Whenever you are in mountains, the probability of hearing ghost stories increases exponentially. This holds true across cultures and geographies. Lansdowne, my hometown, is no different. But the ghosts of Lansdowne take no credit for keeping this wonderfully quiet hill station unspoiled. Lansdowne is a small cantonment town 40 km after Kotdwara, the last railroad station on NH 119, Pauri Road in Terhri Garwhal, Uttarakhand, just 250 km from Delhi. During the last 40 km of the journey on the motor car, you’ll climb at the height of 1,500 meters, and be surrounded by thick oak and blue pine trees. Once you reach the height of 1,756 meters (5,686 ft), this steep but scenic, all-weather motorway will drop you at Lansdowne. Originally called ‘Kalundanda’ and later changed to Lansdowne after Lord Lansdowne, the Viceroy of India in the late 1800s, this place is perfect to visit all year round, and if you come by in the months of January and February, you might just get snowfall too.
Here, you must visit the War Memorial, appreciate the view of the Sivalik Hills at the Himalayas from Lansdowne’s highest point Tip n Top, and enjoy the serenity at Old St. Mary’s Church. Or visit some historic temples like Tarkeshwar Mahadev, Durga Devi, Sidh Peeth and Jwalpa Devi. There’s also the Kanva Ashram where Shakuntala, the wife of King Dushantya, apparently gave birth to King Bharat, from whom the nation derives its name ‘Bharat’.

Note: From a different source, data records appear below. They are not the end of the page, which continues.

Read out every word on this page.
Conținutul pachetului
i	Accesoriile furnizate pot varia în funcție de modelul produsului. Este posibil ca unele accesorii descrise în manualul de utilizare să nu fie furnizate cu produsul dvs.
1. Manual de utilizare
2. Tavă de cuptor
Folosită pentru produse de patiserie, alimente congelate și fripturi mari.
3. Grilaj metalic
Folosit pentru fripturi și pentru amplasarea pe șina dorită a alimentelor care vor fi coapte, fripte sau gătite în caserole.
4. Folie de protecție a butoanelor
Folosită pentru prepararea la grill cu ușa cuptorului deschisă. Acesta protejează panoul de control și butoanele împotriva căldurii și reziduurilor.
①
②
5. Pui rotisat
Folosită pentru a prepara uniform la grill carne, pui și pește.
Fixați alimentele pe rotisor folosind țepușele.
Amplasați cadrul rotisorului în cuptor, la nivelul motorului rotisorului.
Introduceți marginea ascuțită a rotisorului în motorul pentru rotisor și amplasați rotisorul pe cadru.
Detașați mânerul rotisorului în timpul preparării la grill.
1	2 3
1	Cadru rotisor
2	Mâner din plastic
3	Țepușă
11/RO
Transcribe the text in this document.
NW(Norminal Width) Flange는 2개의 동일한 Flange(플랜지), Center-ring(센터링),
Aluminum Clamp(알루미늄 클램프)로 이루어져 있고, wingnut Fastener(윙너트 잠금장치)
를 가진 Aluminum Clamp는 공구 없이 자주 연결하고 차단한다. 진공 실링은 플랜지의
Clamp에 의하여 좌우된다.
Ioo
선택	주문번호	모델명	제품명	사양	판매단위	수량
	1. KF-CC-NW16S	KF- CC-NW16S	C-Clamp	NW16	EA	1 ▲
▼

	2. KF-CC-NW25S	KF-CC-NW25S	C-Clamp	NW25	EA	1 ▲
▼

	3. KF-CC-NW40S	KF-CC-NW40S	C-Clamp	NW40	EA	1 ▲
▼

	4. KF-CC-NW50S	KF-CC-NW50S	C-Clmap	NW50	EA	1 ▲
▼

In the evening, when you’re return to the cantonment, you can settle in around a make-shift campfire, and
nestle a hot cup of tea or the famed Hercules rum, the preferred poison in countryside. And soon, the caretakers will start telling you interesting ‘ghost stories’. They will tell you about the friendly ghosts of Lansdowne, who have “never hurt anyone”. For instance, the ‘Headless Angrez’ rides on his horse and is known to slap any sentry on duty in the cantonment who dozes off to sleep. While the ‘Ghost With A Red Hat’ is known to follow people walking alone, matching and echoing their footsteps.
There’s also the ‘Lady With Long Arms’. She sits near a small stream that runs next to Kaleshwar temple, some 100 meters down the hill from my house, or she stands near the church facing the valley. Sobbing, she’ll ask passersby to help locate her grandson who has fallen down. When asked to show where, she would stretch her arms all the way down the stream, and smile.
Then there is the ‘Ghost at Bungalow No 18’, who enters through the dining room window as a cloud of mist and leaves through the kitchen window — without ever troubling anyone. And the ‘Ghost at Colonel Robert’s home’ in the Garhwali Mess compound, who reads through the night with a lit lamp. Believe or don’t believe in ghosts. Do find some time to visit this natural beauty before it gets wasted by commercial tourism.